Fire is no joke at Mawson and it takes frequent training to prepare should one occur, however unlikely. Mawson also says goodbye to Theo and details the airglow spectrometer.

Mawson emergency response fire team

Just before Christmas Day, the Mawson emergency response fire teams took part in a training exercise to refresh and practice their group and individual fire fighting skills, including the use of breathing apparatus, or BA. The exercise involved ‘smoking out’ the field store with an artificial smoke machine and also incorporated a search for a ‘missing’ expeditioner who was thought to be inside the simulated ‘burning building'.

Mawson farewells Theo

On Friday night (19 December) a special event occurred to mark the end of an era at the aeronomy building. The ‘Fabry Perot Spectrometer’ which was maintained by Theo Davies, will be returned to Australia for maintenance then packed up ready for its next chapter of life at the South Pole. (See next story) As a result, Theo will no longer be needed at Mawson, though he will continue on at Davis station.

Theo has worked here at Mawson as a physicist every summer since 2006 and what better send off than getting the station band back together. Renamed Theo and The Headbands, we belted out a few tunes in front of a record crowd of about 15 inside the aeronomy building.

Wishing you all the best Theo, from all of us here at Mawson!

Airglow spectrometry at Mawson

Airglow spectrometry using a Fabry-Perot Spectrometer (FPS) is a way of gathering information about winds and temperatures high up in the atmosphere, too high for meteorological balloons and too low for satellites. The first FPS at Mawson was installed in the aeronomy building in 1980.

To keep everything in adjustment, the apparatus had to be attended while observations were made so a physicist wintered at Mawson and spent the nights sitting up with the spectrometer. Two pioneers were Mark Conde and Pene Greet, photographed below with the apparatus at Mawson.

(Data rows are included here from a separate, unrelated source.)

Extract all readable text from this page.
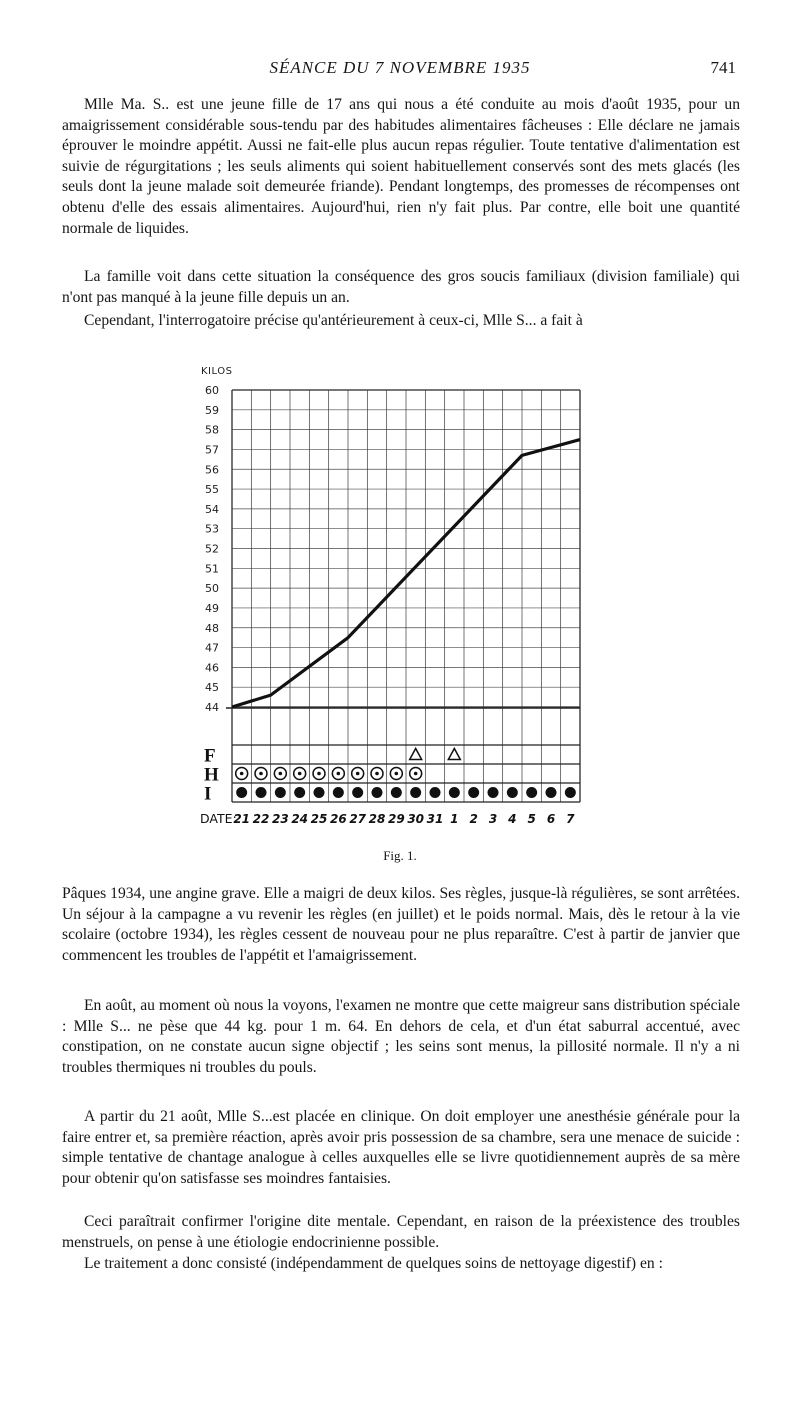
SÉANCE DU 7 NOVEMBRE 1935	741

Mlle Ma. S.. est une jeune fille de 17 ans qui nous a été conduite au mois d'août 1935, pour un amaigrissement considérable sous-tendu par des habitudes alimentaires fâcheuses : Elle déclare ne jamais éprouver le moindre appétit. Aussi ne fait-elle plus aucun repas régulier. Toute tentative d'alimentation est suivie de régurgitations ; les seuls aliments qui soient habituellement conservés sont des mets glacés (les seuls dont la jeune malade soit demeurée friande). Pendant longtemps, des promesses de récompenses ont obtenu d'elle des essais alimentaires. Aujourd'hui, rien n'y fait plus. Par contre, elle boit une quantité normale de liquides.

La famille voit dans cette situation la conséquence des gros soucis familiaux (division familiale) qui n'ont pas manqué à la jeune fille depuis un an.

Cependant, l'interrogatoire précise qu'antérieurement à ceux-ci, Mlle S... a fait à

60
59
58
57
56
55
54
53
52
51
50
49
48
47
46
45
44
KILOS
F
H
I
DATE:
21 22 23 24 25 26 27 28 29 30 31 1 2 3 4 5 6 7
Fig. 1.

Pâques 1934, une angine grave. Elle a maigri de deux kilos. Ses règles, jusque-là régulières, se sont arrêtées. Un séjour à la campagne a vu revenir les règles (en juillet) et le poids normal. Mais, dès le retour à la vie scolaire (octobre 1934), les règles cessent de nouveau pour ne plus reparaître. C'est à partir de janvier que commencent les troubles de l'appétit et l'amaigrissement.

En août, au moment où nous la voyons, l'examen ne montre que cette maigreur sans distribution spéciale : Mlle S... ne pèse que 44 kg. pour 1 m. 64. En dehors de cela, et d'un état saburral accentué, avec constipation, on ne constate aucun signe objectif ; les seins sont menus, la pillosité normale. Il n'y a ni troubles thermiques ni troubles du pouls.

A partir du 21 août, Mlle S...est placée en clinique. On doit employer une anesthésie générale pour la faire entrer et, sa première réaction, après avoir pris possession de sa chambre, sera une menace de suicide : simple tentative de chantage analogue à celles auxquelles elle se livre quotidiennement auprès de sa mère pour obtenir qu'on satisfasse ses moindres fantaisies.

Ceci paraîtrait confirmer l'origine dite mentale. Cependant, en raison de la préexistence des troubles menstruels, on pense à une étiologie endocrinienne possible.

Le traitement a donc consisté (indépendamment de quelques soins de nettoyage digestif) en :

Pene and Mark separately continued to work with the Mawson FPS for a number of years before moving on. Mark eventually settled in Alaska and is now in charge of a network of spectrometers at both ends of the world: in Alaska, and at Mawson and Davis Stations in Antarctica.

The original FPS was shut down in the year 2000 as funding was reduced. Also, knowledge and technology had improved so that it was possible to build a FPS that would work through winter without constant attention. The old FPS was returned to Australia and parts of it have now been recycled to South Africa where it may be used as a teaching aid. Mark thought up a new FPS which he calls a SCAnning Doppler Interferometer (SCANDI) which was then put together by a group of physicists and engineers at La Trobe University in Victoria. In the summer of 2006–2007 Callum Anderson and Theo Davies installed the new SCANDI at Mawson. Callum stayed on for the winter to finish commissioning the equipment.

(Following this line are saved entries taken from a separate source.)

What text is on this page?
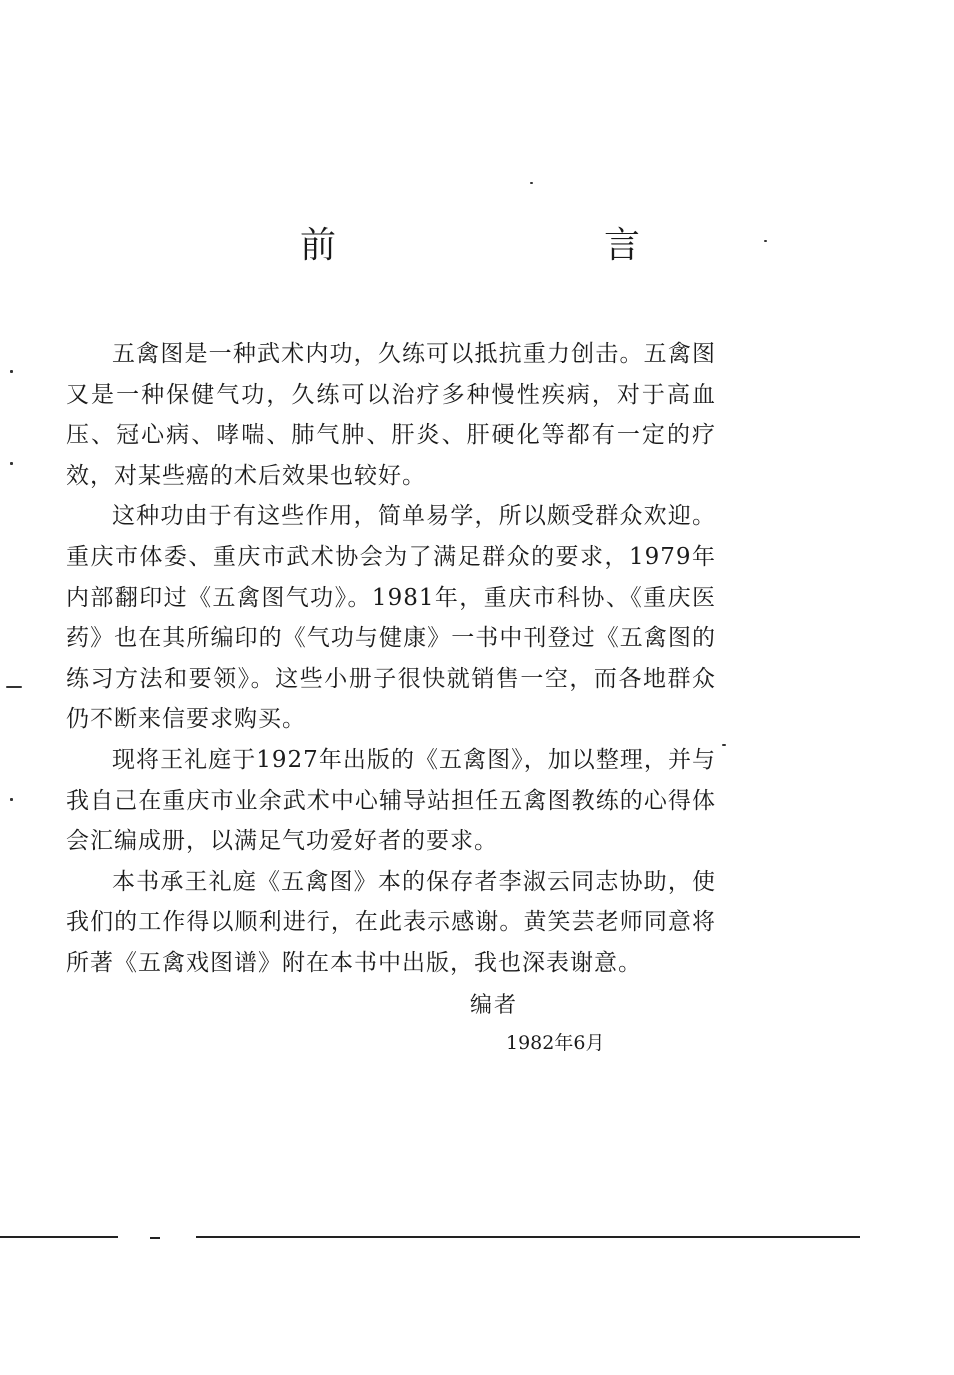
前　言

五禽图是一种武术内功，久练可以抵抗重力创击。五禽图又是一种保健气功，久练可以治疗多种慢性疾病，对于高血压、冠心病、哮喘、肺气肿、肝炎、肝硬化等都有一定的疗效，对某些癌的术后效果也较好。

这种功由于有这些作用，简单易学，所以颇受群众欢迎。重庆市体委、重庆市武术协会为了满足群众的要求，1979年内部翻印过《五禽图气功》。1981年，重庆市科协、《重庆医药》也在其所编印的《气功与健康》一书中刊登过《五禽图的练习方法和要领》。这些小册子很快就销售一空，而各地群众仍不断来信要求购买。

现将王礼庭于1927年出版的《五禽图》，加以整理，并与我自己在重庆市业余武术中心辅导站担任五禽图教练的心得体会汇编成册，以满足气功爱好者的要求。

本书承王礼庭《五禽图》本的保存者李淑云同志协助，使我们的工作得以顺利进行，在此表示感谢。黄笑芸老师同意将所著《五禽戏图谱》附在本书中出版，我也深表谢意。

编者
1982年6月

The SCANDI was operated remotely from Victoria and Alaska. During the winters at Mawson a volunteer, usually the station doctor, visited the instrument regularly, topped up its cooling water and making sure nothing was out of place. The communications officers and tradespeople also provided invaluable technical help when things very occasionally went wrong. The SCANDI has contributed to knowledge of the upper atmosphere showing, amongst other things, how wind direction can be changed near an aurora.

This summer the equipment was dismantled and packed up to be returned to Australia for maintenance. Next summer it will go back to Antarctica to be installed at the South Pole. There it will help to investigate a different part of the Antarctic sky, between the South Pole and McMurdo where new and exciting things may be discovered.